KATHMANDU, July 4: So far, four people have died and four others have lost their eyesight due to the black fungus or mucormycosis infection in Nepal.
Two individuals infected with mucormycosis were treated at Tribhuvan University Teaching Hospital (TUTH) at Maharajgunj in Kathmandu. They were a 50 years old woman and a 58 years old man from Janakpur.
The medics and ophthalmologists at the hospital removed their eyes a week ago, according to the hospital. Likewise, one of the two eyes of a 31 years old man had to be removed during the treatment of black fungus at Bir Hospital in Kathmandu one month ago. Likewise, the eyes of a youth were removed and referred to TUTH for further treatment. With this, four individuals have lost their eyesight due to the black fungus infection in Nepal so far. “After surgery, their health condition is gradually improving,” said Otolaryngologist Dr Rabindra Bhakta Pradananga. Timely treatment of the infection prevents loss of eyesight.
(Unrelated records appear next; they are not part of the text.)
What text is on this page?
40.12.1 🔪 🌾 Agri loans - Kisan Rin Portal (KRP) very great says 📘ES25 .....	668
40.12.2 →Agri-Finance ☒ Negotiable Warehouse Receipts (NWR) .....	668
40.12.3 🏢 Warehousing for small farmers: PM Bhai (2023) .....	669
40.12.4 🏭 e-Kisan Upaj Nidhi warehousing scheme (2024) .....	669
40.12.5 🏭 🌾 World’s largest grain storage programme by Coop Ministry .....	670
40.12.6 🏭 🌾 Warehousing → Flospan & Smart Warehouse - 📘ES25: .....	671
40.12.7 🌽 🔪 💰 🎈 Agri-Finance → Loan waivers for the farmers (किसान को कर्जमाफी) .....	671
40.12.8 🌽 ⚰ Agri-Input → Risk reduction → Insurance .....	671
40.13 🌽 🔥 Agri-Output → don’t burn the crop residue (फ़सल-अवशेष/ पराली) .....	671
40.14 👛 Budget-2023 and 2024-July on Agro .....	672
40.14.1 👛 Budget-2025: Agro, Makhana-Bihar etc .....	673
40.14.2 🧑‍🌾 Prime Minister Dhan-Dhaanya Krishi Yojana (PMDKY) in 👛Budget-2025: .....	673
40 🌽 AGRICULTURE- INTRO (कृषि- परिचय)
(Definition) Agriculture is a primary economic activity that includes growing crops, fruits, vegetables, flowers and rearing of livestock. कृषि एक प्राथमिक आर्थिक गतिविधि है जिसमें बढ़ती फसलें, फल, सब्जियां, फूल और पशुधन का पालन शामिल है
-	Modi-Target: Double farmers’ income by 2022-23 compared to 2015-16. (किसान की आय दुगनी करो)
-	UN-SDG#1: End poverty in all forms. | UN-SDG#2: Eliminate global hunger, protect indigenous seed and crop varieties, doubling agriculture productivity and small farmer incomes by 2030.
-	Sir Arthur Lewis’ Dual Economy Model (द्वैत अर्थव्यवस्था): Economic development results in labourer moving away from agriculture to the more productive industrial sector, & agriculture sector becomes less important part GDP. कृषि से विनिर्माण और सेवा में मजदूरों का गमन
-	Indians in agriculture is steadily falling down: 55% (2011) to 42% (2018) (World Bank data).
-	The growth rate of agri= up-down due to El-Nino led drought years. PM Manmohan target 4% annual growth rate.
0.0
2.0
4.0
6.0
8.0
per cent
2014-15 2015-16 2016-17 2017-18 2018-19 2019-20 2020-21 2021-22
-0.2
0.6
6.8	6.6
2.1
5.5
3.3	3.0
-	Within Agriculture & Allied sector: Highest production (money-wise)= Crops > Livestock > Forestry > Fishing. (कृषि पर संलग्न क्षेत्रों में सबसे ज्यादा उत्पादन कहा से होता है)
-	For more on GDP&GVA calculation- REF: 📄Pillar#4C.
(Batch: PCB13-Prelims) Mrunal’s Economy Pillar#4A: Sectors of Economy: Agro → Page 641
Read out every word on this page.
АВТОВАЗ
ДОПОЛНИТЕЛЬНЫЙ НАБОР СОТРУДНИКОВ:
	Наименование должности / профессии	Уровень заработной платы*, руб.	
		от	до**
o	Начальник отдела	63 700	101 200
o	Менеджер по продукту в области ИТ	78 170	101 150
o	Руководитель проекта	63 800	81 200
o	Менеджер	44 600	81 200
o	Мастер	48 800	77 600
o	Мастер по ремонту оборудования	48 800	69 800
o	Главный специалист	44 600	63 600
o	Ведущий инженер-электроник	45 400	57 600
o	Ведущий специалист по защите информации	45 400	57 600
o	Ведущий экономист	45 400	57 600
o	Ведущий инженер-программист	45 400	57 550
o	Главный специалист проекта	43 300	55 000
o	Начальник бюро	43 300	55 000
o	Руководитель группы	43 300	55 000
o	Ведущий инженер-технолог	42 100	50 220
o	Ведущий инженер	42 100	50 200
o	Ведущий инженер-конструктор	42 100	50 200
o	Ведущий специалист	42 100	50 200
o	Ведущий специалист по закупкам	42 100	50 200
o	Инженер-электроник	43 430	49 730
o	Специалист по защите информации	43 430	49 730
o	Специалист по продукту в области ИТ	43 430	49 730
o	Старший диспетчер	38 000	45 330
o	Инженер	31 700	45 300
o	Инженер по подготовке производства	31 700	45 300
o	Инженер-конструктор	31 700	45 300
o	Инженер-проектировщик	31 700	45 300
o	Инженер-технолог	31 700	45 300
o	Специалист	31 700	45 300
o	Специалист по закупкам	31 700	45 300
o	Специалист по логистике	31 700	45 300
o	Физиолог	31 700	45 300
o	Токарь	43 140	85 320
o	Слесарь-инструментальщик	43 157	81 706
There are currently 15 patients of black fungus undergoing treatment at TUTH alone. Of them one died a month ago.
Likewise, two of the youths suffering from the infection were taken back to their homes by their relatives after failing to provide further treatment to them. They might also have died, according to Dr Pradananga.
Similarly, a young man succumbed to black fungus at Star Hospital in Kathmandu a month ago, according to Senior Oculoplastic Surgeon Dr Rohit Sainju at Tilganga Hospital.
There are currently 22 patients of black fungus in Nepal, according to the health ministry.
“Symptoms of black fungus include runny nose, sneezing, and dry nose when the fungus reaches the nose and the eyes swell, vision fades and eyes get red when it reaches the eye. As soon as any of these symptoms appear, eye or nose-ear and throat treatment can be done by consulting a doctor,” Dr Saiju explains.
The fungus mainly affects eyes, nose and brain.
The infection is mainly seen in COVID-19 patients with cancer, diabetes and in those treated on oxygen support and with low immunity within three weeks of the COVID-19 infection.